2014-02-06

Co.Exist

Could Wind Power’s Future Be Windmills On A Grain Of Rice?

This new windmill measures less than 2 millimeters in diameter, making it useful in places where bulky turbines don't work.

Wind power is big. Very big. The turbines have steadily grown from the scale of old-fashioned windmills to having blades the size of football fields.

Being big has its advantages--namely generating a lot of power. But researchers J.-C. Chiao and Smitha Rao at the University of Texas in Arlington think there could be advantages at the other end of the scale. They’ve developed a tiny windmill with a diameter of 1.8 mm, that could potentially be used in settings where windpower has so far been implausible.

“I think it could be integrated together with a solar panel,” says Chiao, an electrical engineering professor. “Solar panel use for the day and wind use at night.”

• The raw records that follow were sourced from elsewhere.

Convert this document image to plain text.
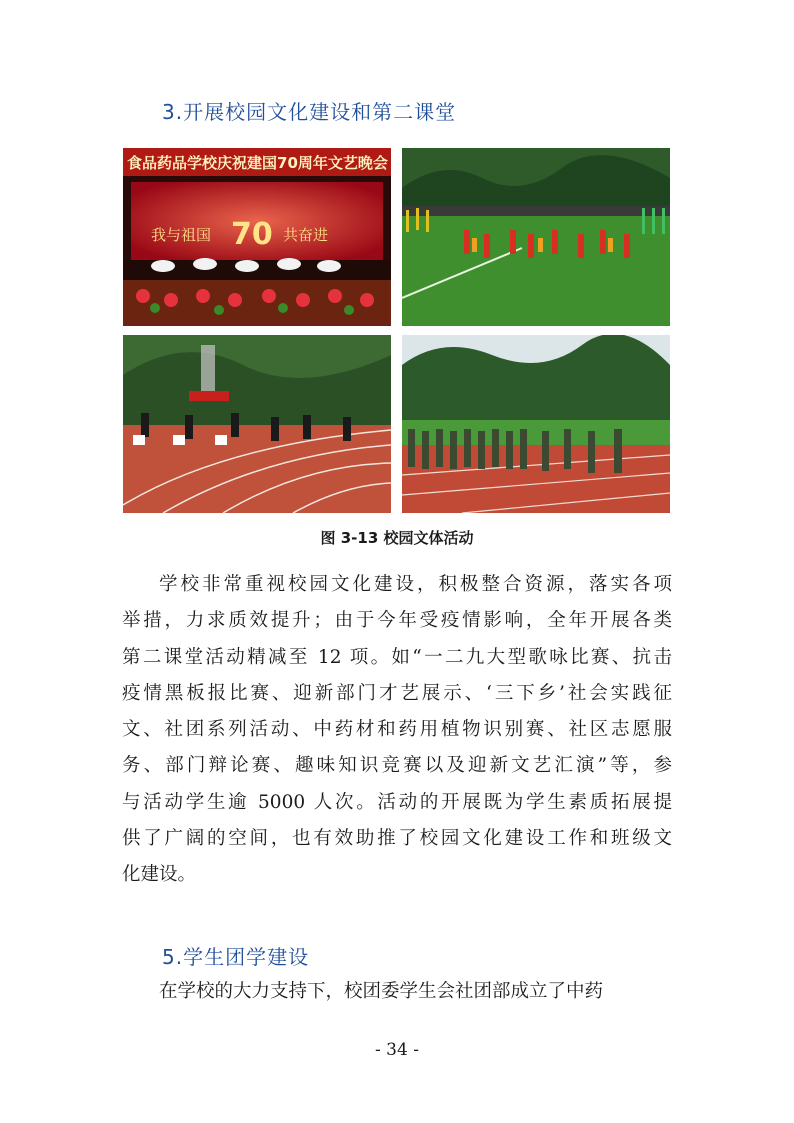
3.开展校园文化建设和第二课堂
食品药品学校庆祝建国70周年文艺晚会
我与祖国 70 共奋进
图 3-13 校园文体活动
学校非常重视校园文化建设，积极整合资源，落实各项
举措，力求质效提升；由于今年受疫情影响，全年开展各类
第二课堂活动精减至 12 项。如“一二九大型歌咏比赛、抗击
疫情黑板报比赛、迎新部门才艺展示、‘三下乡’社会实践征
文、社团系列活动、中药材和药用植物识别赛、社区志愿服
务、部门辩论赛、趣味知识竞赛以及迎新文艺汇演”等，参
与活动学生逾 5000 人次。活动的开展既为学生素质拓展提
供了广阔的空间，也有效助推了校园文化建设工作和班级文
化建设。
5.学生团学建设
在学校的大力支持下，校团委学生会社团部成立了中药
- 34 -
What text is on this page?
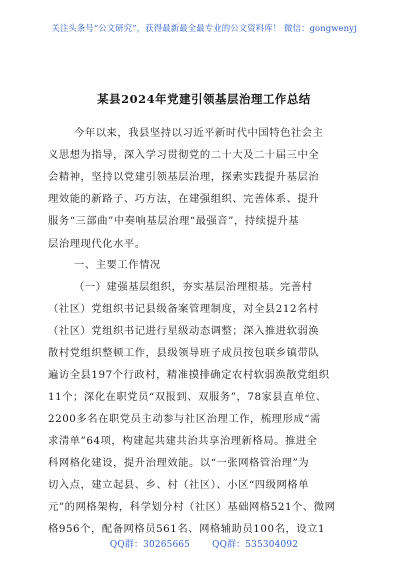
关注头条号“公文研究”，获得最新最全最专业的公文资料库！ 微信：gongwenyj
某县2024年党建引领基层治理工作总结
今年以来，我县坚持以习近平新时代中国特色社会主
义思想为指导，深入学习贯彻党的二十大及二十届三中全
会精神，坚持以党建引领基层治理，探索实践提升基层治
理效能的新路子、巧方法，在建强组织、完善体系、提升
服务“三部曲”中奏响基层治理“最强音”，持续提升基
层治理现代化水平。
一、主要工作情况
（一）建强基层组织，夯实基层治理根基。完善村
（社区）党组织书记县级备案管理制度，对全县212名村
（社区）党组织书记进行星级动态调整；深入推进软弱涣
散村党组织整顿工作，县级领导班子成员按包联乡镇带队
遍访全县197个行政村，精准摸排确定农村软弱涣散党组织
11个；深化在职党员“双报到、双服务”，78家县直单位、
2200多名在职党员主动参与社区治理工作，梳理形成“需
求清单”64项，构建起共建共治共享治理新格局。推进全
科网格化建设，提升治理效能。以“一张网格管治理”为
切入点，建立起县、乡、村（社区）、小区“四级网格单
元”的网格架构，科学划分村（社区）基础网格521个、微网
格956个，配备网格员561名、网格辅助员100名，设立1
QQ群：30265665 QQ群：535304092
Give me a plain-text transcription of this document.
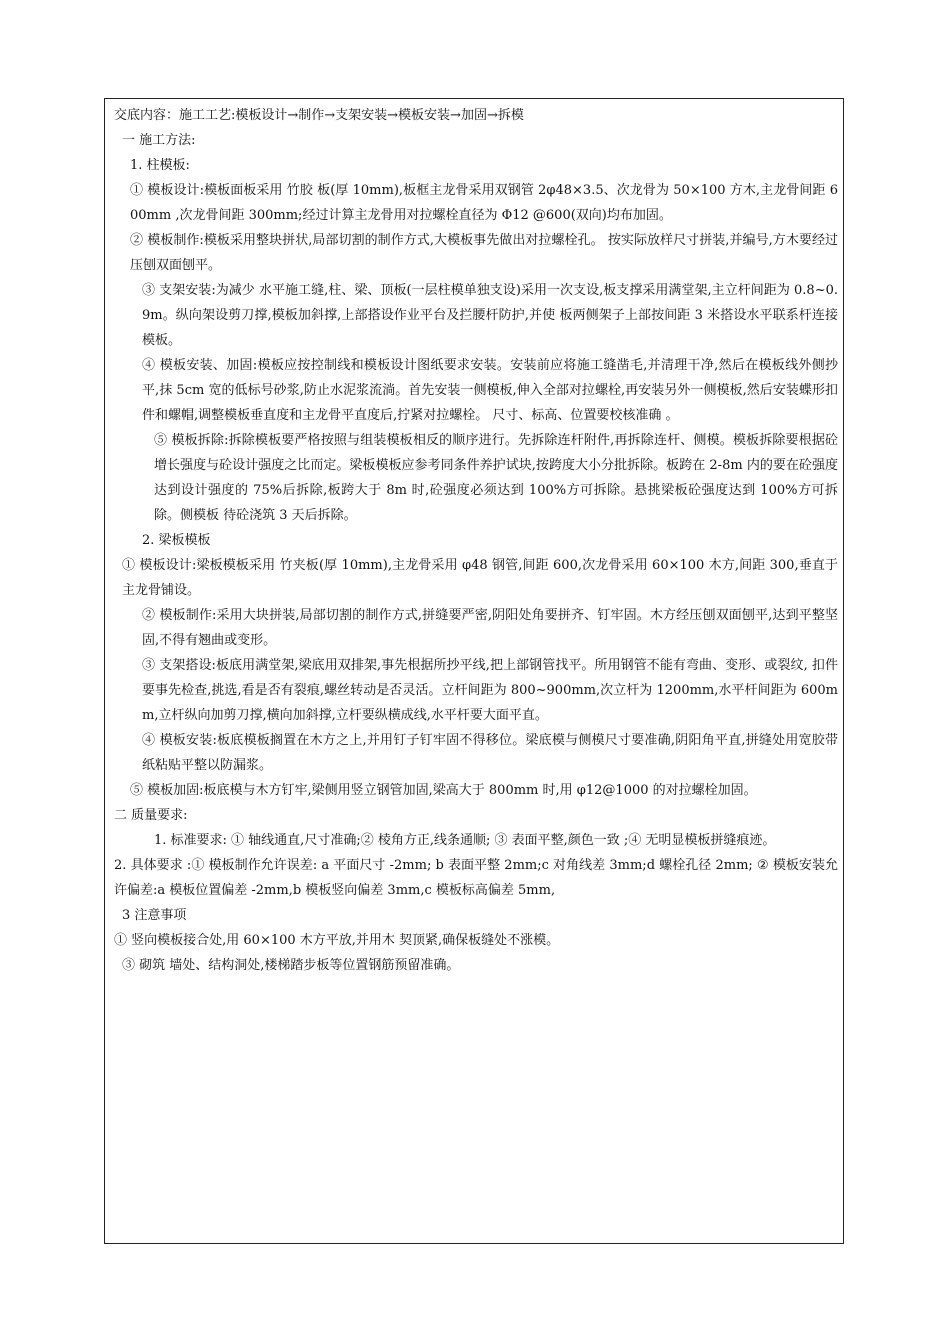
交底内容：施工工艺:模板设计→制作→支架安装→模板安装→加固→拆模

一 施工方法:

1. 柱模板:

① 模板设计:模板面板采用 竹胶 板(厚 10mm),板框主龙骨采用双钢管 2φ48×3.5、次龙骨为 50×100 方木,主龙骨间距 600mm ,次龙骨间距 300mm;经过计算主龙骨用对拉螺栓直径为 Φ12 @600(双向)均布加固。

② 模板制作:模板采用整块拼状,局部切割的制作方式,大模板事先做出对拉螺栓孔。 按实际放样尺寸拼装,并编号,方木要经过压刨双面刨平。

③ 支架安装:为减少 水平施工缝,柱、梁、顶板(一层柱模单独支设)采用一次支设,板支撑采用满堂架,主立杆间距为 0.8~0.9m。纵向架设剪刀撑,模板加斜撑,上部搭设作业平台及拦腰杆防护,并使 板两侧架子上部按间距 3 米搭设水平联系杆连接模板。

④ 模板安装、加固:模板应按控制线和模板设计图纸要求安装。安装前应将施工缝凿毛,并清理干净,然后在模板线外侧抄平,抹 5cm 宽的低标号砂浆,防止水泥浆流淌。首先安装一侧模板,伸入全部对拉螺栓,再安装另外一侧模板,然后安装蝶形扣件和螺帽,调整模板垂直度和主龙骨平直度后,拧紧对拉螺栓。 尺寸、标高、位置要校核准确 。

⑤ 模板拆除:拆除模板要严格按照与组装模板相反的顺序进行。先拆除连杆附件,再拆除连杆、侧模。模板拆除要根据砼增长强度与砼设计强度之比而定。梁板模板应参考同条件养护试块,按跨度大小分批拆除。板跨在 2-8m 内的要在砼强度达到设计强度的 75%后拆除,板跨大于 8m 时,砼强度必须达到 100%方可拆除。悬挑梁板砼强度达到 100%方可拆除。侧模板 待砼浇筑 3 天后拆除。

2. 梁板模板

① 模板设计:梁板模板采用 竹夹板(厚 10mm),主龙骨采用 φ48 钢管,间距 600,次龙骨采用 60×100 木方,间距 300,垂直于主龙骨铺设。

② 模板制作:采用大块拼装,局部切割的制作方式,拼缝要严密,阴阳处角要拼齐、钉牢固。木方经压刨双面刨平,达到平整坚固,不得有翘曲或变形。

③ 支架搭设:板底用满堂架,梁底用双排架,事先根据所抄平线,把上部钢管找平。所用钢管不能有弯曲、变形、或裂纹, 扣件要事先检查,挑选,看是否有裂痕,螺丝转动是否灵活。立杆间距为 800~900mm,次立杆为 1200mm,水平杆间距为 600mm,立杆纵向加剪刀撑,横向加斜撑,立杆要纵横成线,水平杆要大面平直。

④ 模板安装:板底模板搁置在木方之上,并用钉子钉牢固不得移位。梁底模与侧模尺寸要准确,阴阳角平直,拼缝处用宽胶带纸粘贴平整以防漏浆。

⑤ 模板加固:板底模与木方钉牢,梁侧用竖立钢管加固,梁高大于 800mm 时,用 φ12@1000 的对拉螺栓加固。

二 质量要求:

1. 标准要求: ① 轴线通直,尺寸准确;② 棱角方正,线条通顺; ③ 表面平整,颜色一致 ;④ 无明显模板拼缝痕迹。

2. 具体要求 :① 模板制作允许误差: a 平面尺寸 -2mm; b 表面平整 2mm;c 对角线差 3mm;d 螺栓孔径 2mm; ② 模板安装允许偏差:a 模板位置偏差 -2mm,b 模板竖向偏差 3mm,c 模板标高偏差 5mm,

3 注意事项

① 竖向模板接合处,用 60×100 木方平放,并用木 契顶紧,确保板缝处不涨模。

③ 砌筑 墙处、结构洞处,楼梯踏步板等位置钢筋预留准确。
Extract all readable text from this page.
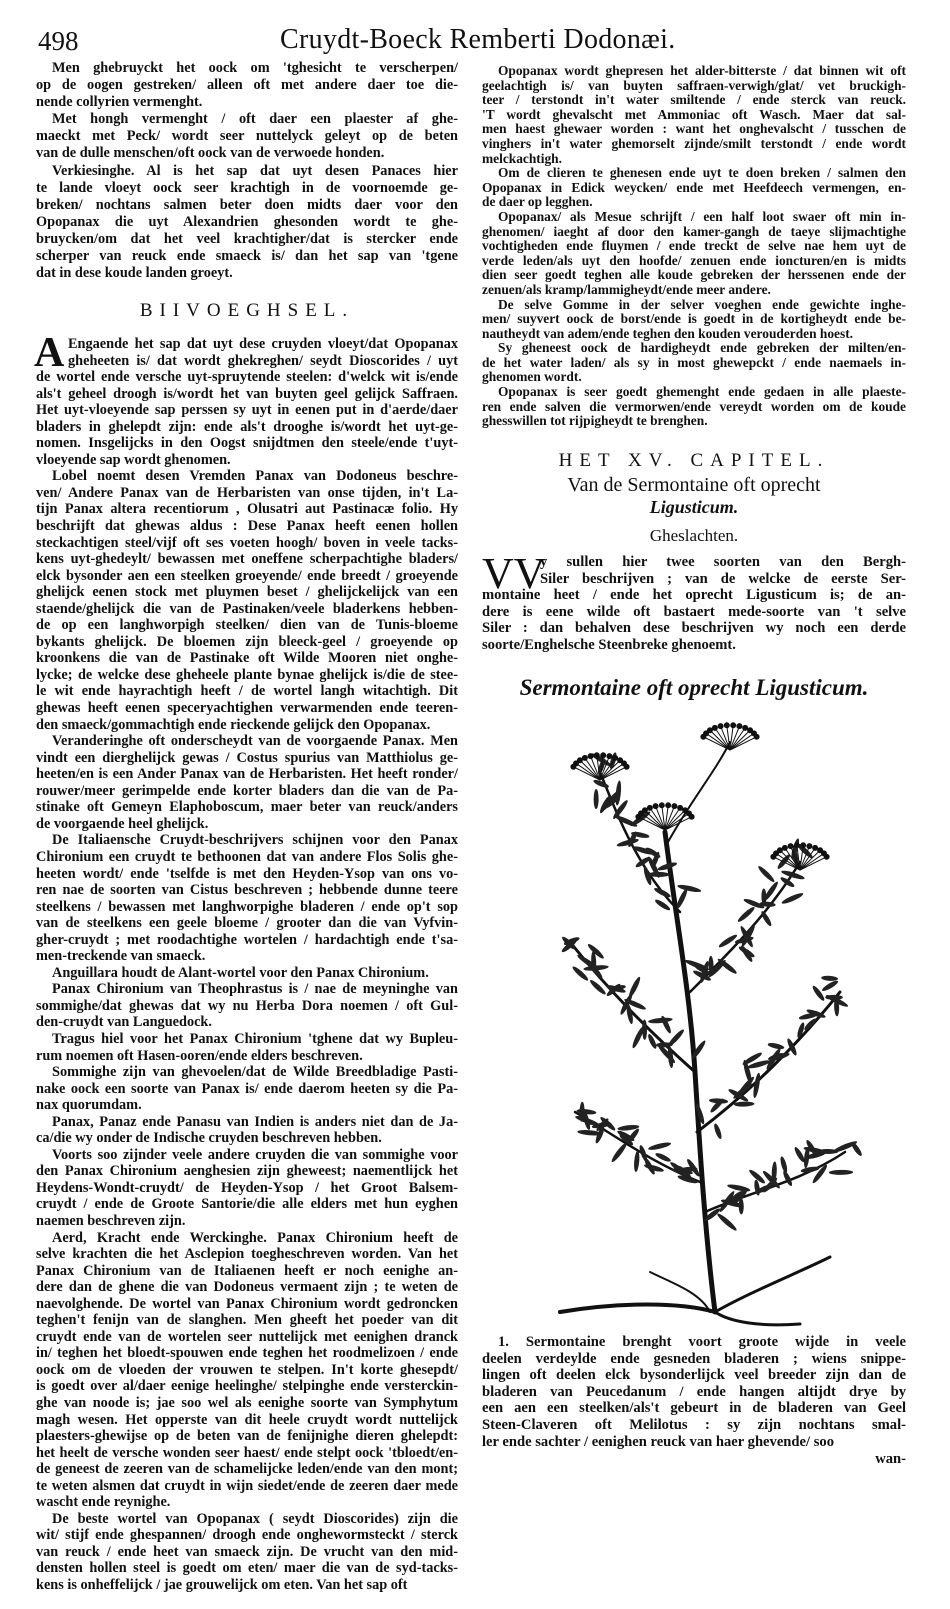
498	Cruydt-Boeck Remberti Dodonæi.
Men ghebruyckt het oock om 'tghesicht te verscherpen/
op de oogen gestreken/ alleen oft met andere daer toe die-
nende collyrien vermenght.
Met hongh vermenght / oft daer een plaester af ghe-
maeckt met Peck/ wordt seer nuttelyck geleyt op de beten
van de dulle menschen/oft oock van de verwoede honden.
Verkiesinghe. Al is het sap dat uyt desen Panaces hier
te lande vloeyt oock seer krachtigh in de voornoemde ge-
breken/ nochtans salmen beter doen midts daer voor den
Opopanax die uyt Alexandrien ghesonden wordt te ghe-
bruycken/om dat het veel krachtigher/dat is stercker ende
scherper van reuck ende smaeck is/ dan het sap van 'tgene
dat in dese koude landen groeyt.
BIIVOEGHSEL.
A Engaende het sap dat uyt dese cruyden vloeyt/dat Opopanax
gheheeten is/ dat wordt ghekreghen/ seydt Dioscorides / uyt
de wortel ende versche uyt-spruytende steelen: d'welck wit is/ende
als't geheel droogh is/wordt het van buyten geel gelijck Saffraen.
Het uyt-vloeyende sap perssen sy uyt in eenen put in d'aerde/daer
bladers in ghelepdt zijn: ende als't drooghe is/wordt het uyt-ge-
nomen. Insgelijcks in den Oogst snijdtmen den steele/ende t'uyt-
vloeyende sap wordt ghenomen.
Lobel noemt desen Vremden Panax van Dodoneus beschre-
ven/ Andere Panax van de Herbaristen van onse tijden, in't La-
tijn Panax altera recentiorum , Olusatri aut Pastinacæ folio. Hy
beschrijft dat ghewas aldus : Dese Panax heeft eenen hollen
steckachtigen steel/vijf oft ses voeten hoogh/ boven in veele tacks-
kens uyt-ghedeylt/ bewassen met oneffene scherpachtighe bladers/
elck bysonder aen een steelken groeyende/ ende breedt / groeyende
ghelijck eenen stock met pluymen beset / ghelijckelijck van een
staende/ghelijck die van de Pastinaken/veele bladerkens hebben-
de op een langhworpigh steelken/ dien van de Tunis-bloeme
bykants ghelijck. De bloemen zijn bleeck-geel / groeyende op
kroonkens die van de Pastinake oft Wilde Mooren niet onghe-
lycke; de welcke dese gheheele plante bynae ghelijck is/die de stee-
le wit ende hayrachtigh heeft / de wortel langh witachtigh. Dit
ghewas heeft eenen speceryachtighen verwarmenden ende teeren-
den smaeck/gommachtigh ende rieckende gelijck den Opopanax.
Veranderinghe oft onderscheydt van de voorgaende Panax. Men
vindt een diergheliјck gewas / Costus spurius van Matthiolus ge-
heeten/en is een Ander Panax van de Herbaristen. Het heeft ronder/
rouwer/meer gerimpelde ende korter bladers dan die van de Pa-
stinake oft Gemeyn Elaphoboscum, maer beter van reuck/anders
de voorgaende heel ghelijck.
De Italiaensche Cruydt-beschrijvers schijnen voor den Panax
Chironium een cruydt te bethoonen dat van andere Flos Solis ghe-
heeten wordt/ ende 'tselfde is met den Heyden-Ysop van ons vo-
ren nae de soorten van Cistus beschreven ; hebbende dunne teere
steelkens / bewassen met langhworpighe bladeren / ende op't sop
van de steelkens een geele bloeme / grooter dan die van Vyfvin-
gher-cruydt ; met roodachtighe wortelen / hardachtigh ende t'sa-
men-treckende van smaeck.
Anguillara houdt de Alant-wortel voor den Panax Chironium.
Panax Chironium van Theophrastus is / nae de meyninghe van
sommighe/dat ghewas dat wy nu Herba Dora noemen / oft Gul-
den-cruydt van Languedock.
Tragus hiel voor het Panax Chironium 'tghene dat wy Bupleu-
rum noemen oft Hasen-ooren/ende elders beschreven.
Sommighe zijn van ghevoelen/dat de Wilde Breedbladige Pasti-
nake oock een soorte van Panax is/ ende daerom heeten sy die Pa-
nax quorumdam.
Panax, Panaz ende Panasu van Indien is anders niet dan de Ja-
ca/die wy onder de Indische cruyden beschreven hebben.
Voorts soo zijnder veele andere cruyden die van sommighe voor
den Panax Chironium aenghesien zijn gheweest; naementlijck het
Heydens-Wondt-cruydt/ de Heyden-Ysop / het Groot Balsem-
cruydt / ende de Groote Santorie/die alle elders met hun eyghen
naemen beschreven zijn.
Aerd, Kracht ende Werckinghe. Panax Chironium heeft de
selve krachten die het Asclepion toegheschreven worden. Van het
Panax Chironium van de Italiaenen heeft er noch eenighe an-
dere dan de ghene die van Dodoneus vermaent zijn ; te weten de
naevolghende. De wortel van Panax Chironium wordt gedroncken
teghen't fenijn van de slanghen. Men gheeft het poeder van dit
cruydt ende van de wortelen seer nuttelijck met eenighen dranck
in/ teghen het bloedt-spouwen ende teghen het roodmelizoen / ende
oock om de vloeden der vrouwen te stelpen. In't korte ghesepdt/
is goedt over al/daer eenige heelinghe/ stelpinghe ende versterckin-
ghe van noode is; jae soo wel als eenighe soorte van Symphytum
magh wesen. Het opperste van dit heele cruydt wordt nuttelijck
plaesters-ghewijse op de beten van de fenijnighe dieren ghelepdt:
het heelt de versche wonden seer haest/ ende stelpt oock 'tbloedt/en-
de geneest de zeeren van de schamelijcke leden/ende van den mont;
te weten alsmen dat cruydt in wijn siedet/ende de zeeren daer mede
wascht ende reynighe.
De beste wortel van Opopanax ( seydt Dioscorides) zijn die
wit/ stijf ende ghespannen/ droogh ende onghewormsteckt / sterck
van reuck / ende heet van smaeck zijn. De vrucht van den mid-
densten hollen steel is goedt om eten/ maer die van de syd-tacks-
kens is onheffelijck / jae grouwelijck om eten. Van het sap oft
Opopanax wordt ghepresen het alder-bitterste / dat binnen wit oft
geelachtigh is/ van buyten saffraen-verwigh/glat/ vet bruckigh-
teer / terstondt in't water smiltende / ende sterck van reuck.
'T wordt ghevalscht met Ammoniac oft Wasch. Maer dat sal-
men haest ghewaer worden : want het onghevalscht / tusschen de
vinghers in't water ghemorselt zijnde/smilt terstondt / ende wordt
melckachtigh.
Om de clieren te ghenesen ende uyt te doen breken / salmen den
Opopanax in Edick weycken/ ende met Heefdeech vermengen, en-
de daer op legghen.
Opopanax/ als Mesue schrijft / een half loot swaer oft min in-
ghenomen/ iaeght af door den kamer-gangh de taeye slijmachtighe
vochtigheden ende fluymen / ende treckt de selve nae hem uyt de
verde leden/als uyt den hoofde/ zenuen ende ioncturen/en is midts
dien seer goedt teghen alle koude gebreken der herssenen ende der
zenuen/als kramp/lammigheydt/ende meer andere.
De selve Gomme in der selver voeghen ende gewichte inghe-
men/ suyvert oock de borst/ende is goedt in de kortigheydt ende be-
nautheydt van adem/ende teghen den kouden verouderden hoest.
Sy gheneest oock de hardigheydt ende gebreken der milten/en-
de het water laden/ als sy in most ghewepckt / ende naemaels in-
ghenomen wordt.
Opopanax is seer goedt ghemenght ende gedaen in alle plaeste-
ren ende salven die vermorwen/ende vereydt worden om de koude
ghesswillen tot rijpigheydt te brenghen.
HET XV. CAPITEL.
Van de Sermontaine oft oprecht
Ligusticum.
Gheslachten.
VV
y sullen hier twee soorten van den Bergh-
Siler beschrijven ; van de welcke de eerste Ser-
montaine heet / ende het oprecht Ligusticum is; de an-
dere is eene wilde oft bastaert mede-soorte van 't selve
Siler : dan behalven dese beschrijven wy noch een derde
soorte/Enghelsche Steenbreke ghenoemt.
Sermontaine oft oprecht Ligusticum.
1. Sermontaine brenght voort groote wijde in veele
deelen verdeylde ende gesneden bladeren ; wiens snippe-
lingen oft deelen elck bysonderlijck veel breeder zijn dan de
bladeren van Peucedanum / ende hangen altijdt drye by
een aen een steelken/als't gebeurt in de bladeren van Geel
Steen-Claveren oft Melilotus : sy zijn nochtans smal-
ler ende sachter / eenighen reuck van haer ghevende/ soo
wan-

The idea started in Chiao’s garden, near the Dallas-Fort Worth airport. “Every weekend I was in the garden, and there's a lot of wind blowing, and I kept thinking, ‘How can I harvest this energy?’” says Chiao. “I kept thinking if I could make a small windmill, maybe I could use them for a sensor or for lighting.” Chiao’s research group makes miniature medical devices, and was about to pay their Taiwanese partner WeeMEMS to fabricate some surgical micro-tweezers. They had extra room in the layout, and were able to squeeze in 10 different windmill designs at no extra cost. “We always try to use as much space as possible,” says Chiao.

Once the windmills came back from Taiwan, they tested those that survived shipping in the lab, subjecting them to artificial winds to see if they wouldn’t break and would spin reliably. According to Chiao, every design worked.

Still, spinning in a lab doesn’t mean they’re necessarily viable for generating power. “It's difficult for us to say how much energy we can capture,” says Chiao. “I think that part remains to be optimized by engineers.” Beyond the question of how much energy is generated and how to efficiently capture it, the physics of propellors are different at the millimeter scale. “For a big windmill you don't worry about dust sticking on the blades, but for this if you have dust that jams between the rotor, the windmill will not work,” says Chiao.

But the challenges of small scale go hand in hand with the possibility of large quantities. With thousands of windmills, Chiao notes, “Even if some windmills get damaged, I still have many working.” That redundancy could be an asset in harsh environments with little sun to run a solar panel. “Things like that we are thinking are more suitable than trying to power your refrigerator,” says Chiao.